Plus de 2700 cas d’« épuisements dus à la chaleur » ont été recensés pour la seule journée de dimanche, a indiqué le ministère de la Santé à la fin du grand pèlerinage.

Lundi, la météo saoudienne a indiqué sur X que la température avait atteint 51,8 degrés à La Mecque, première ville sainte de l’islam située dans l’ouest du pays, où les pèlerins étaient en train d’achever le hajj.

Certains faisaient le tour de la Kabaa, une construction cubique au centre de la Grande Mosquée, alors que d’autres achevaient dans la vallée proche de Mina le rituel de lapidation de Satan, devant des stèles symbolisant le diable sur lesquelles ils ont jeté des cailloux.

« Les lieux saints enregistrent aujourd’hui les températures les plus élevées depuis le début du hajj qui peuvent atteindre 49 degrés, et nous conseillons aux invités de Dieu de ne pas s’exposer au soleil », a déclaré le ministère de la Santé, selon la chaîne de télévision d’État El-Ekhbariya.

Karwan Stoni, porte-parole officiel pour les pèlerins du Kurdistan autonome d’Irak, a confirmé la mort de 13 pèlerins kurdes, dont 11 femmes, en majorité des « personnes âgées ».

Il a évoqué « plusieurs raisons » à ces morts, « en particulier la température élevée » et des « crises cardiaques ».

« Douze d’entre eux y sont allés avec un visa de tourisme […] et n’avaient pas le permis » approprié, a-t-il précisé, ce qui les empêchait d’accéder aux espaces climatisés mis à disposition des pèlerins.
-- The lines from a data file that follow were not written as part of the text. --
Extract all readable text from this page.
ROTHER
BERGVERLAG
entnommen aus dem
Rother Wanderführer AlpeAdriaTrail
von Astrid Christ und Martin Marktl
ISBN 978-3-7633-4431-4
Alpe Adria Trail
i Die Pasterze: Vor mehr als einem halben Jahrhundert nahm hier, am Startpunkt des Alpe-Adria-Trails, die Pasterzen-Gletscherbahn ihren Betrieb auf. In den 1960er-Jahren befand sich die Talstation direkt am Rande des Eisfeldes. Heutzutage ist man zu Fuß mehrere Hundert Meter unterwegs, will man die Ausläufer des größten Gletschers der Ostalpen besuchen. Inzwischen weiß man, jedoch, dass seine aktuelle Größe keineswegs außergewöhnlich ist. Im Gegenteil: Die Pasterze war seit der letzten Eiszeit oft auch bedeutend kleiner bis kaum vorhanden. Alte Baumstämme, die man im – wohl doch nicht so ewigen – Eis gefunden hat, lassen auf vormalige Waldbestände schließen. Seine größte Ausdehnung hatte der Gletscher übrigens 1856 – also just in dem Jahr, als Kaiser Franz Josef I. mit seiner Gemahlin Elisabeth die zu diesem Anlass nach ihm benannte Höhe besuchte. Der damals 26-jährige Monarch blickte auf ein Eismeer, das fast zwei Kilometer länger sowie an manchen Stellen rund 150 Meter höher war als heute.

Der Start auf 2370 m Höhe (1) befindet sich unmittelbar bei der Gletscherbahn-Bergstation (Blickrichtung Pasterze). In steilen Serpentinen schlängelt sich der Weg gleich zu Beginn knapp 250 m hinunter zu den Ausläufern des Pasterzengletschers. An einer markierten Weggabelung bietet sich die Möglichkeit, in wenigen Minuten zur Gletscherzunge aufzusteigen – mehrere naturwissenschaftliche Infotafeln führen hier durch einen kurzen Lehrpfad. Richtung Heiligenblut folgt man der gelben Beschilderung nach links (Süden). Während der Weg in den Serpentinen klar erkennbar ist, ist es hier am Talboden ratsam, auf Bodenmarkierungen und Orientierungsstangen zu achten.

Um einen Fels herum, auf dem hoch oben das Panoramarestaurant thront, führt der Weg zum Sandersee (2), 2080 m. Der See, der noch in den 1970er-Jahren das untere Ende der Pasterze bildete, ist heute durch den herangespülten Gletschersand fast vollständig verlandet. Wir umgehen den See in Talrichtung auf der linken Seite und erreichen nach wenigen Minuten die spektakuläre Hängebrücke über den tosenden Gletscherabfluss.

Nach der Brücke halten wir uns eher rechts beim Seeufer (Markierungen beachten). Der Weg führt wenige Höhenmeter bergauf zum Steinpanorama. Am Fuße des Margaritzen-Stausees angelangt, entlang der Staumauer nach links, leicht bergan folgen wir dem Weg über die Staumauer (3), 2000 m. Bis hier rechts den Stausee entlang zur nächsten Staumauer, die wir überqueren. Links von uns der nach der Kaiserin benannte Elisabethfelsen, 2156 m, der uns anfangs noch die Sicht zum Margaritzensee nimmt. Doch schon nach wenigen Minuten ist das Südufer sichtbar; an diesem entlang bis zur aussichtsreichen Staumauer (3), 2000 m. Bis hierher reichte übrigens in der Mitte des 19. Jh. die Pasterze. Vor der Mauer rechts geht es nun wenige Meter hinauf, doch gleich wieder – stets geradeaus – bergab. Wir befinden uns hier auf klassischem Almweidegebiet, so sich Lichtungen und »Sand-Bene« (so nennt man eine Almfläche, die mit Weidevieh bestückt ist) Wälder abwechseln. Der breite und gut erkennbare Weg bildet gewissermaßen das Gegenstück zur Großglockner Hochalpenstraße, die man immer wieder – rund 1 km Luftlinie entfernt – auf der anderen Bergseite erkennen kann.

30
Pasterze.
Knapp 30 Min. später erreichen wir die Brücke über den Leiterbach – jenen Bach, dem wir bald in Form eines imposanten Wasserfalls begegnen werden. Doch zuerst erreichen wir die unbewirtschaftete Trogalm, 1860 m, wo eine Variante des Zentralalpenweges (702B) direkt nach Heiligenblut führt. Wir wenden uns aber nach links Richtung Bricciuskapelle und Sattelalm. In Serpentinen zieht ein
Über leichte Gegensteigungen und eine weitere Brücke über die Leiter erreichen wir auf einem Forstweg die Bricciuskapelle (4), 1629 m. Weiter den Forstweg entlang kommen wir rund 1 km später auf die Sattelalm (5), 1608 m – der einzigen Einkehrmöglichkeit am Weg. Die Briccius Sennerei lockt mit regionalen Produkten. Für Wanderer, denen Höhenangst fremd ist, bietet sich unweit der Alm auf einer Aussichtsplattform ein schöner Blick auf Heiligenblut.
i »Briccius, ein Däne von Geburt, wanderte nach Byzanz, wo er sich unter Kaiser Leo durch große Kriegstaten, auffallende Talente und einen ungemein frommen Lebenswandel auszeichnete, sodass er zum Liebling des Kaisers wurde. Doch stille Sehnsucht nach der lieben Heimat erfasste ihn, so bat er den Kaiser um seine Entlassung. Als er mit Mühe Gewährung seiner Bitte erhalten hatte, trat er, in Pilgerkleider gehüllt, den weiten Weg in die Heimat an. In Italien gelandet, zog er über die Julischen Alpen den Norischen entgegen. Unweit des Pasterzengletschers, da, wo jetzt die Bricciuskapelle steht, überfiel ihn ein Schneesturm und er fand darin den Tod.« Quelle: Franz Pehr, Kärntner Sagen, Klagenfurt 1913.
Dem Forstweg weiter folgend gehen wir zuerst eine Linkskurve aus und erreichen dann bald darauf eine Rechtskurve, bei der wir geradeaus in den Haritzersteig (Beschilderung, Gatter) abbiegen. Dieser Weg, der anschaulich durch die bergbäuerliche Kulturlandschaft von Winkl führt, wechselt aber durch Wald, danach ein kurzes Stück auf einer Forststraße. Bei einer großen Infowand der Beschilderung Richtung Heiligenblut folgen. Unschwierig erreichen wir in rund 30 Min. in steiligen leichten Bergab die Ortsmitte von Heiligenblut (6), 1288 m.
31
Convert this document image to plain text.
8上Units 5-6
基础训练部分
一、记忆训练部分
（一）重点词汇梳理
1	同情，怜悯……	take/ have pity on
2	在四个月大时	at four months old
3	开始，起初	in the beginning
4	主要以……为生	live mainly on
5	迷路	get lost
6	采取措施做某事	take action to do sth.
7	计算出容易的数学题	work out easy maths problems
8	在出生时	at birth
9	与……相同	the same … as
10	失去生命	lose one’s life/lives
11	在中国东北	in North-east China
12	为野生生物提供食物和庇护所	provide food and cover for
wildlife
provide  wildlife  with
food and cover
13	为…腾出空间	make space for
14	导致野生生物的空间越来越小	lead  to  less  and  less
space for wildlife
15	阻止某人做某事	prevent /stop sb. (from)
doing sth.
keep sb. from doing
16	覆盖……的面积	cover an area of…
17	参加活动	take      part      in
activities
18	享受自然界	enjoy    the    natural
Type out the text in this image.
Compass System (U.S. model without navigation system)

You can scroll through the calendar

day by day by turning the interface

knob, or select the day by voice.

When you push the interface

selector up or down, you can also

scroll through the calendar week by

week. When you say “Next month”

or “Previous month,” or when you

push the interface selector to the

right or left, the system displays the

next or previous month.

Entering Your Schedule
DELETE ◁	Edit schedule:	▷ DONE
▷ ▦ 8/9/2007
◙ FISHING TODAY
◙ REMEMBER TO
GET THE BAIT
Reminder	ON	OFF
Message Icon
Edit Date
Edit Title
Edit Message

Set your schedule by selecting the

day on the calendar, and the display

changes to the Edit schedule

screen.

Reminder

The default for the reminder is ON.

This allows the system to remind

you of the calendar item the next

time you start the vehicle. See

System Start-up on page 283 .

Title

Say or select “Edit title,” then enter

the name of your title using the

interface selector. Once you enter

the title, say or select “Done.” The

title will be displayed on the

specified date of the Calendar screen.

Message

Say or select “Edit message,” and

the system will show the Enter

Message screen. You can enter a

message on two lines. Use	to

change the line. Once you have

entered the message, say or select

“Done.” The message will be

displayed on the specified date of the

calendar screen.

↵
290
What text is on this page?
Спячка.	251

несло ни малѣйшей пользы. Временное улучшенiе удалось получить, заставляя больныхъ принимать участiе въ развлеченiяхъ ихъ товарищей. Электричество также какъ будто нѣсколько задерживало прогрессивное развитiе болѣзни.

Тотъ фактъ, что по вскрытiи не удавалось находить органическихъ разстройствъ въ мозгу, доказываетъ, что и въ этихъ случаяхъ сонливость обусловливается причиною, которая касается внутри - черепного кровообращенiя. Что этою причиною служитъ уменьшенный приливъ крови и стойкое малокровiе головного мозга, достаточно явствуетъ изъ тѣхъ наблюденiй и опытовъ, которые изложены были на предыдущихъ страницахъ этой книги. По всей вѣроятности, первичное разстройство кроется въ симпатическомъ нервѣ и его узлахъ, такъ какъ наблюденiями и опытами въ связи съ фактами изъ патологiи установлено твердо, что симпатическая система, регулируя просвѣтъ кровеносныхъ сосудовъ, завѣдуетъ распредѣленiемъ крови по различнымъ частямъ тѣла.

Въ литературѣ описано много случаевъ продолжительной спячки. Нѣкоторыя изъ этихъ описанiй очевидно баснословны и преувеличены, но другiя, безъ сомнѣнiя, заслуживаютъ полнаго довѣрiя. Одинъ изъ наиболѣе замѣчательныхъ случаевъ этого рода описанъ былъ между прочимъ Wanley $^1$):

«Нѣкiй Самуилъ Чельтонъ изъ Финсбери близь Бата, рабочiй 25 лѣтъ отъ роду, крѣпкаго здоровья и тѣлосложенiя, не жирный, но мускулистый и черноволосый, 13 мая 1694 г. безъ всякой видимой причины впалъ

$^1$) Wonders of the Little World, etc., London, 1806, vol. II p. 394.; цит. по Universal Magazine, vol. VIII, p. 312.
« Vague de chaleur extrême »

Le ministère jordanien des Affaires étrangères a déclaré dimanche que 14 pèlerins jordaniens étaient morts « après avoir subi une insolation due à la vague de chaleur extrême », et que 17 autres étaient « portés disparus ».

Téhéran a fait état de la mort de cinq pèlerins iraniens, sans en préciser la cause, tandis que Dakar a déclaré que trois pèlerins sénégalais avaient perdu la vie.

PHOTO SALEH SALEM, REUTERS

Un responsable indonésien, actuellement en Arabie saoudite, a déclaré lundi que 136 pèlerins indonésiens étaient morts pendant le Hajj, dont au moins trois victimes de coups de chaleur.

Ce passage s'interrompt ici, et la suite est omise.